Tentative Labor Deal, Clean Water Projects & Free Pesticide Disposal

Tentative Labor Deal, Clean Water Projects & Free Pesticide Disposal

Tentative Labor Deal, Clean Water Projects & Free Pesticide Disposal

I’m Lacy Gray with Washington Ag Today.

West Coast ports have resumed full time operations after a tentative agreement was reached on a new 5 year labor contract by the PMA and the ILWU over the weekend, but it will now take several months for ports to return to normal. Washington Potato Commission’s Matt Harris says that the 9 month long contract negotiations caused damage to exporters’ foreign buyer relationships that may take years to recover from.

HARRIS: Once you lose a customer it is very hard to regain their confidence, and that’s not a short term fix; that takes a long long time. And that’s something that we’ll have to work very hard at.

For fiscal year 2016 the state Department of Ecology is proposing $229 million in grant and loan funding for 165 clean water projects across the state. Six of these projects are in communities that qualify for financial hardship status.
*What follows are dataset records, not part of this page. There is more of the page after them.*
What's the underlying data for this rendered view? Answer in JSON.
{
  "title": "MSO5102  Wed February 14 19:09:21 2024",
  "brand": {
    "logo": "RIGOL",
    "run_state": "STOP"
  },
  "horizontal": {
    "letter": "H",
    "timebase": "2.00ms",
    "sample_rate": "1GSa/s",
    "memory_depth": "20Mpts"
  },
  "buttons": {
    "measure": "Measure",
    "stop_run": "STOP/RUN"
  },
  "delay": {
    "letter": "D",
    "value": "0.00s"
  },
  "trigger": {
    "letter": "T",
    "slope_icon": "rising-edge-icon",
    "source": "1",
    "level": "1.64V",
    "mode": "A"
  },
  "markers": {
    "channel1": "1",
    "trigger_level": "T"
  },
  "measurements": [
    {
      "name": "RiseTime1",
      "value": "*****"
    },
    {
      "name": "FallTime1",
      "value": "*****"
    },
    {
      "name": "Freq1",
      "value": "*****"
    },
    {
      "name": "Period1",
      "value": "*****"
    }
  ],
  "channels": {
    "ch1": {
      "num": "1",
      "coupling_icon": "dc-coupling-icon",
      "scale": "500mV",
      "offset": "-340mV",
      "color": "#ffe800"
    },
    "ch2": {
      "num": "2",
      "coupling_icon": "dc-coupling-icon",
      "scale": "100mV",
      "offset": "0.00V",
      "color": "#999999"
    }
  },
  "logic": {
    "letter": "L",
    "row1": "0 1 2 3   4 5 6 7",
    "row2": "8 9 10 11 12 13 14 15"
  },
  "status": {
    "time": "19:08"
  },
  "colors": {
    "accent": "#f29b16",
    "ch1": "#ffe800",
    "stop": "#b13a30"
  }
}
Roughly 110 of the projects would reduce stormwater pollution coming from existing development across Washington, and 31 projects would receive $8 million to address land-use-caused pollution. Public comment on the proposed funding list is open through 5 p.m. March 15.

This spring the WSDA will be collecting unwanted agricultural and commercial-grade pesticides in Eastern Washington. Growers wanting to participate should contact the WSDA by February 27 at wastepesticide@agr.wa.gov. Collection dates and locations are to be set later based on grower response.

That’s Washington Ag Today.

I’m Lacy Gray with the Ag Information Network of the West.